Adam Kirsch is the author of a book of poems, The Thousand Wells, which won the New Criterion Poetry Prize; and a critical study, The Wounded Surgeon. His second collection of poems and a collection of his essays will be published in 2008. He is a book critic for the New York Sun.
Mark Nowak is the author of Revenants, Shut Up Shut Down, and the forthcoming Coal Mountain Elementary, all from Coffee House Press; editor of XCP: Cross Cultural Poetics; and founding director of the Union of Radical Workers and Writers. He is currently facilitating “poetry dialogues” between Ford autoworkers at a plant closing in St. Paul, Minnesota, and plants in Port Elizabeth and Pretoria, South Africa.
Meghan O’Rourke is the literary editor at Slate and a co-poetry editor of The Paris Review. Her poems and essays have appeared in The New Yorker, The New Republic, Poetry, The Nation, The Kenyon Review, and other venues. She is the recipient of the 2005 Union League and Civic Arts Foundation Award from Poetry. Her first book of poems, Halflife, was recently published by W.W. Norton.
Joan Shelley Rubin, professor of history at the University of Rochester, is the author of Songs of Ourselves: The Uses of Poetry in America (Harvard University Press, 2007), for which she received a Guggenheim Fellowship. Her other publications include The Making of Middlebrow Culture (1992), Constance Rourke and American Culture (1980), and numerous articles. She is co-editor of The Enduring Book, a forthcoming volume of A History of the Book in America (University of North Carolina Press).
Reginald Shepherd is the author of five books of poetry, all published by the University of Pittsburgh Press, including Fata Morgana (2007); Otherhood (2003), a finalist for the 2004 Lenore Marshall Poetry Prize; and Some Are Drowning (1994), winner of the 1993 Associated Writing Programs’ Award in Poetry. He is the editor of The Iowa Anthology of New American Poetries (University of Iowa Press, 2004) and of Lyric Postmodernisms, to be published by Counterpath Press in 2008. His essay collection Orpheus in the Bronx is forthcoming from the University of Michigan Press in 2008.
David Tucker is a journalist and poet. His book Late for Work, published last year by Houghton Mifflin, won the 2005 Bakeless Prize, selected by Philip Levine. This year he was one of two poets awarded a Witter Bynner Fellowship from the Library of Congress, selected by Poet Laureate Donald Hall.
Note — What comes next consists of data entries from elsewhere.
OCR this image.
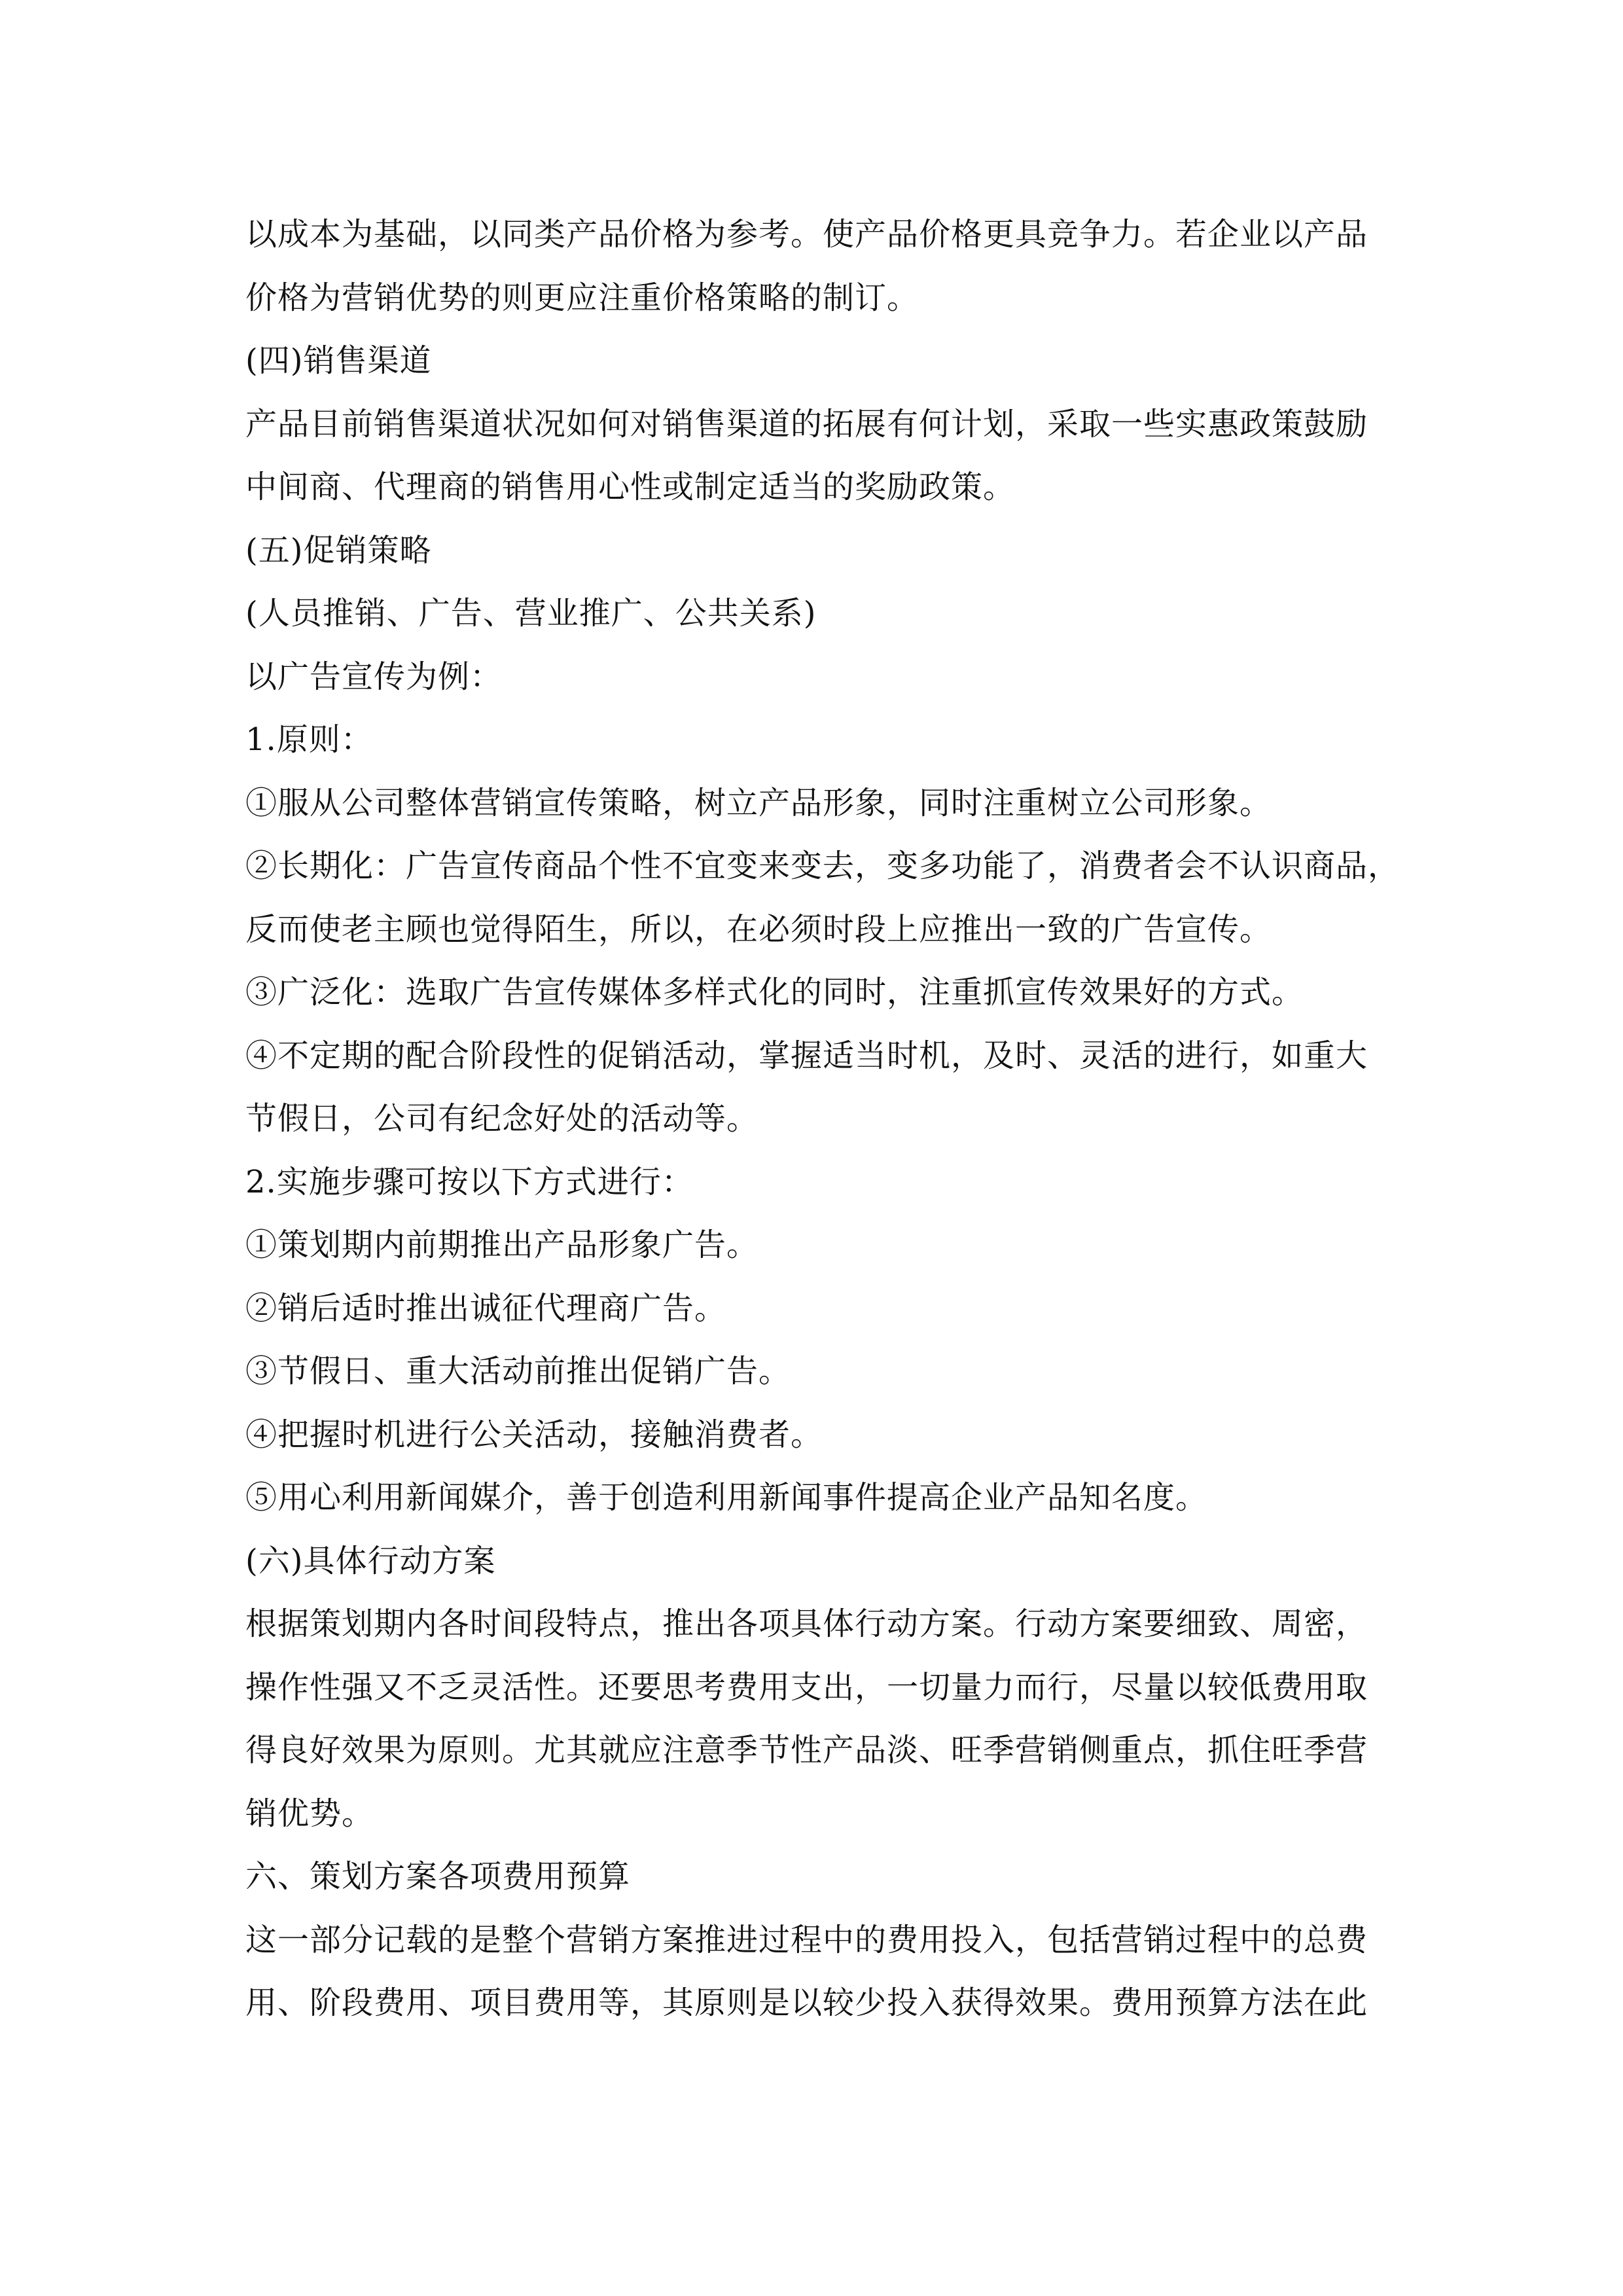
以成本为基础，以同类产品价格为参考。使产品价格更具竞争力。若企业以产品
价格为营销优势的则更应注重价格策略的制订。
(四)销售渠道
产品目前销售渠道状况如何对销售渠道的拓展有何计划，采取一些实惠政策鼓励
中间商、代理商的销售用心性或制定适当的奖励政策。
(五)促销策略
(人员推销、广告、营业推广、公共关系)
以广告宣传为例：
1.原则：
①服从公司整体营销宣传策略，树立产品形象，同时注重树立公司形象。
②长期化：广告宣传商品个性不宜变来变去，变多功能了，消费者会不认识商品，
反而使老主顾也觉得陌生，所以，在必须时段上应推出一致的广告宣传。
③广泛化：选取广告宣传媒体多样式化的同时，注重抓宣传效果好的方式。
④不定期的配合阶段性的促销活动，掌握适当时机，及时、灵活的进行，如重大
节假日，公司有纪念好处的活动等。
2.实施步骤可按以下方式进行：
①策划期内前期推出产品形象广告。
②销后适时推出诚征代理商广告。
③节假日、重大活动前推出促销广告。
④把握时机进行公关活动，接触消费者。
⑤用心利用新闻媒介，善于创造利用新闻事件提高企业产品知名度。
(六)具体行动方案
根据策划期内各时间段特点，推出各项具体行动方案。行动方案要细致、周密，
操作性强又不乏灵活性。还要思考费用支出，一切量力而行，尽量以较低费用取
得良好效果为原则。尤其就应注意季节性产品淡、旺季营销侧重点，抓住旺季营
销优势。
六、策划方案各项费用预算
这一部分记载的是整个营销方案推进过程中的费用投入，包括营销过程中的总费
用、阶段费用、项目费用等，其原则是以较少投入获得效果。费用预算方法在此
During his career as a journalist Tucker has worked as managing editor at United Press International, served as sports editor and later city editor for The Philadelphia Inquirer, and is now deputy managing editor at the New Jersey Star-Ledger, supervising investigations and projects. He was part of the Ledger team that won the 2005 Pulitzer Prize for Breaking News.